Die Elektroauto-Szene ärgerte sich erst. Hinterfragte dann. Traf auf überraschte Redakteure. Traf sich dann, um den Test zu widerlegen. Und wird sich Mitte September gemeinsam mit der ams zu einem Nachtest treffen.
Wie verlässlich sind die Herstellerangaben?
Dazwischen das, was man neudeutsch Shitstorm nennt: „Was mir da an Anfeindungen und Unterstellungen angetragen wurde, hatte nichts mehr mit einer sachlichen Diskussion zu tun“, sagt uns der ams-Testredakteur Alexander Bloch.
Was war passiert? Am 24. Juli veröffentlichte Deutschlands renommierteste Autozeitschrift den Artikel „E-Autos im Härtetest“. Das Versprechen: „Von minus sieben Grad bis konstant 120 km/h reicht das Programm, in dem wir testen, wie verlässlich die Reichweiteangaben der Hersteller sind“.Die Reichweiten testete die ams gemeinsam mit dem TÜV Süd auf dem Prüfstand und im Bosch-Testzentrum Boxberg. Das wenig berauschende Ergebnis: Ein E-Smart schaffte bei 30 Grad Celsius und konstant 120 km/h nur 50 Kilometer Reichweite, ein Nissan Leaf 71 Kilometer, ein Tesla Model S 184 Kilometer. Jeweils weniger als die Hälfte der Herstellerangabe.
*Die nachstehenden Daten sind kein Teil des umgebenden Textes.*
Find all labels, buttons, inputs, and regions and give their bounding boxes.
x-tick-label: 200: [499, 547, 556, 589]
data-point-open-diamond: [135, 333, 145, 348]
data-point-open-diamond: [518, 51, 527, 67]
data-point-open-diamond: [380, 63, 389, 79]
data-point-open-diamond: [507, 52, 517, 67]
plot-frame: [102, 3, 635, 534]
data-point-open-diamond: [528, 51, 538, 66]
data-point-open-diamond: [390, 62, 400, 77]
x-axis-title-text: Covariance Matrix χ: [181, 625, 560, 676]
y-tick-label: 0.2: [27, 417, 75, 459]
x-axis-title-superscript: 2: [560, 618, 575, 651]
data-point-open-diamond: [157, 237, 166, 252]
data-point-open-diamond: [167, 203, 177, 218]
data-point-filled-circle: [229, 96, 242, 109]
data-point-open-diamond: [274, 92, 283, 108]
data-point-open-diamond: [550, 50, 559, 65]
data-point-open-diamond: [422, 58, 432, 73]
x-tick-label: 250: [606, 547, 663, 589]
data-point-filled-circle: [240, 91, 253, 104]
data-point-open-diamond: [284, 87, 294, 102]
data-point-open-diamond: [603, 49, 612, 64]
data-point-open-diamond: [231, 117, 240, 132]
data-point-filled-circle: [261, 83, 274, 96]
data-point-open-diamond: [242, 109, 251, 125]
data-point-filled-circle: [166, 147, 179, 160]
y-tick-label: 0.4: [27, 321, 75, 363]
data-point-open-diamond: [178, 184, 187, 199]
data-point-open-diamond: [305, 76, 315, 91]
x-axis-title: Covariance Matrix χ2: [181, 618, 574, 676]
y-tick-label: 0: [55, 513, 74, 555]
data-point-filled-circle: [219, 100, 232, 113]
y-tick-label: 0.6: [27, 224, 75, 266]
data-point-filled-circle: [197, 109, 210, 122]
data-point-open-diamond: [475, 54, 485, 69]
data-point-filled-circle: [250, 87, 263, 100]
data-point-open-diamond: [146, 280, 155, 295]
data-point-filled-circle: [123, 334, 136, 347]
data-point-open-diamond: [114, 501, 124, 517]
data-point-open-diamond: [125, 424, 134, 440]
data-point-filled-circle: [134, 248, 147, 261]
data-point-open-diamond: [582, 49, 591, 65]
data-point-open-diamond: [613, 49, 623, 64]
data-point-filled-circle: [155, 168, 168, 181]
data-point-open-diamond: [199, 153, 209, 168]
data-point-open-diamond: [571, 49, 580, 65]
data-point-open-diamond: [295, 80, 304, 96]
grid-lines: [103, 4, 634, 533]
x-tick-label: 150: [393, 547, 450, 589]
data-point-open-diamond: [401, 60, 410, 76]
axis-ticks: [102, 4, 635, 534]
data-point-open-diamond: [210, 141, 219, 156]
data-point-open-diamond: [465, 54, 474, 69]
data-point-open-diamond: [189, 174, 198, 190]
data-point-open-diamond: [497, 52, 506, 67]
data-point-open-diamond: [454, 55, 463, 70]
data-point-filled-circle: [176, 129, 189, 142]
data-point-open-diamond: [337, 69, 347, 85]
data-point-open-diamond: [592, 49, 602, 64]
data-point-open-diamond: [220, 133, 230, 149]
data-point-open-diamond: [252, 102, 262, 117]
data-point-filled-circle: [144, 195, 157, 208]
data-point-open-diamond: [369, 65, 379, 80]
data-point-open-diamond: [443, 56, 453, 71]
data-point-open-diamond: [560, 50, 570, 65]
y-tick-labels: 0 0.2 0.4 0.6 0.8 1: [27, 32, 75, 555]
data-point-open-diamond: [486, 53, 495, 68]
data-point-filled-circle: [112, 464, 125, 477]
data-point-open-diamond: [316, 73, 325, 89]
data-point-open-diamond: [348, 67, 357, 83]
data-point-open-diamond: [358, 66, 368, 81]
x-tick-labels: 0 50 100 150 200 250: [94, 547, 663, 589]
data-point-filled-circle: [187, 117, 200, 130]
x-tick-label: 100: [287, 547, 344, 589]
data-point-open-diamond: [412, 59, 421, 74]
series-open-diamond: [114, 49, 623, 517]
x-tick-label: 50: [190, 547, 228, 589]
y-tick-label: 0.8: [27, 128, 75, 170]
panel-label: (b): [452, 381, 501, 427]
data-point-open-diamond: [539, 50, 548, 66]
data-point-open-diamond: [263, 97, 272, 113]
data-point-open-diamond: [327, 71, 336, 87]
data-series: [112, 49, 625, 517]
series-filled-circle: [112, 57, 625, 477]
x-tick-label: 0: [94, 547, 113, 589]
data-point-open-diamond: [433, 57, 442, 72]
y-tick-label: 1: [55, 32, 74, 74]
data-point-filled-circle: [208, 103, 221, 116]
Motorpresse gegen Tesla-Forum
Es ist keine neue Erkenntnis, dass die Reichweite von Elektroautos je nach Temperatur und zusätzlichen Verbrauchern schwankt. Das ergab auch unser Einjahres-Test mit dem Nissan Leaf. Aber 184 Kilometer im Tesla? Die Mitglieder im Tesla-Fahrer und Freunde Forum (TFF) wollten das nicht glauben, weil sie es täglich anders erleben. Und unterstellten: Da will doch jemand die E-Mobilität allgemein und Tesla im Besonderen schlecht machen, oder hat zumindest nichts verstanden.
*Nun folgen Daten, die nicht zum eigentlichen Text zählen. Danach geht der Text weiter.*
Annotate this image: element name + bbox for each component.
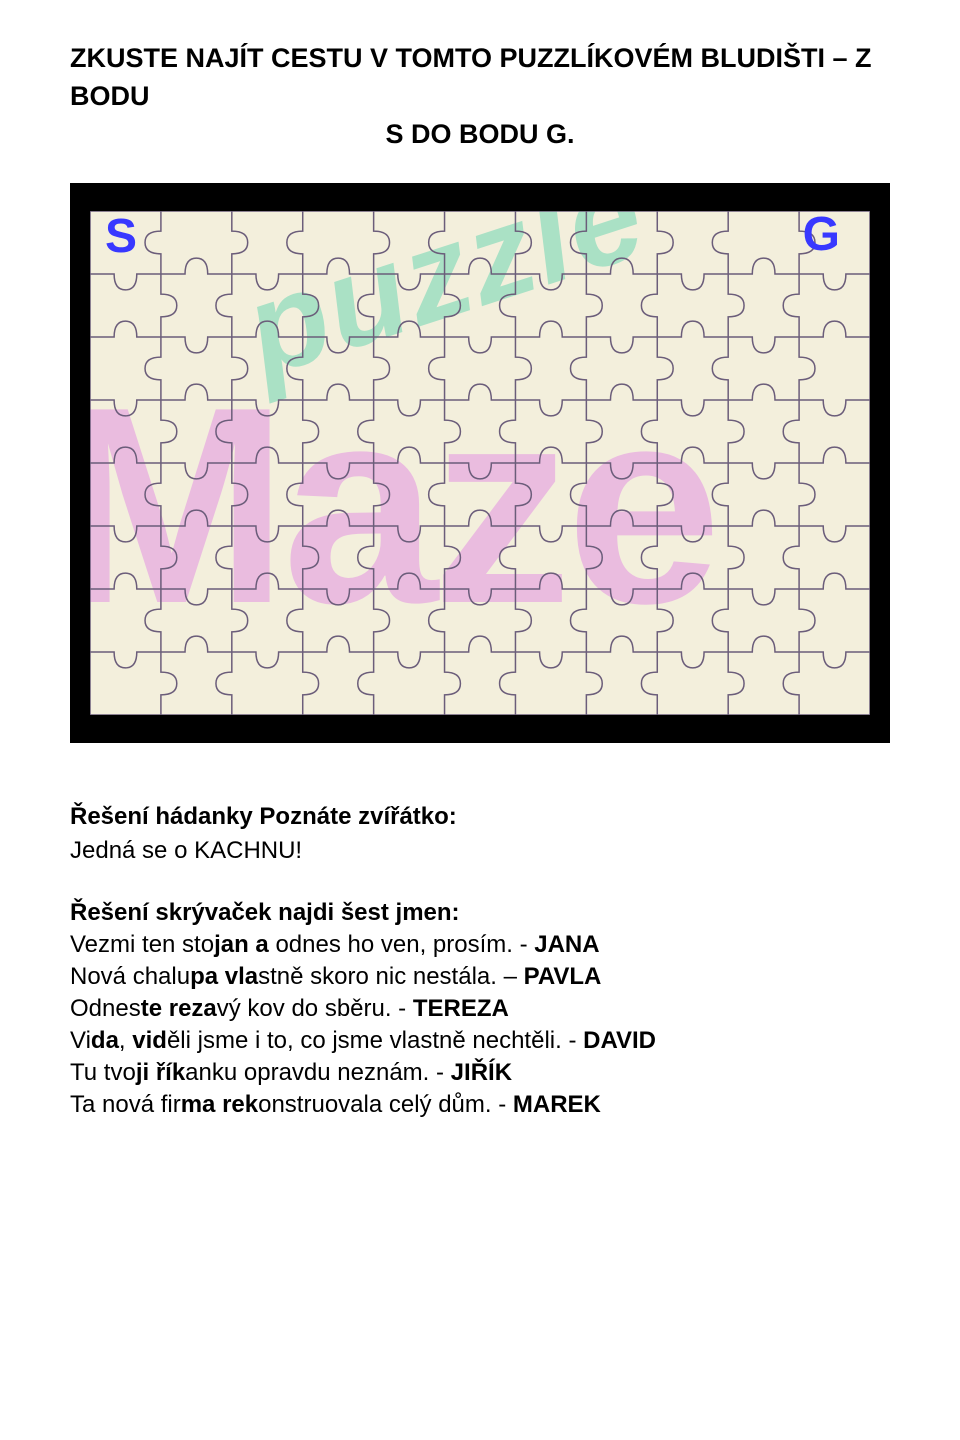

Tesla-Fahrer sind, noch, eine kleine Elite: Gut verdienend, informiert und oft fachkundig. In der Community sammelten sie Stücke, versuchten, aus verfügbaren Informationen zu rekonstruieren: Wie kommen die Abweichungen zwischen unserem Erleben und diesem Test zustande? „Da wurden Dinge, die ich einer Person schrieb, sofort an alle weitergereicht, aus dem Zusammenhang gerissen, falsch interpretiert“, sagt Alexander Bloch. „Das fand ich sehr schade“.
Wie wurde getestet?
Was die Tesla-Community zusammentrug: Bei 30 Grad Außentemperatur wurden die Autos auf 20 Grad heruntergekühlt, dann mit eingeschaltetem Fahrlicht 31 Kilometer gefahren. Dann wurde nachgeladen
und der Verbrauch hochgerechnet. „Ein übliches Verfahren, reproduzierbar und vergleichbar“, sagt Bloch. Extrem fehlerbehaftet, sagen die Tesla-Fahrer.Die Enthusiasten kritisieren: Die Tester hätten die „Kühlphase“ nicht vom Verbrauch abgezogen, Ladeverluste falsch berechnet. Und außerdem die Nettokapazität des Akkus (ohne Reserve) falsch angesetzt. Die sei nämlich niedriger als 85 kWh. Im Forum errechnet ein Tesla-Fahrer auf dieser Grundlage eine Reichweite von – nach Ansicht der Tesla-Fahrer realistischen – 314 Kilometern (Werksangabe: 502 km).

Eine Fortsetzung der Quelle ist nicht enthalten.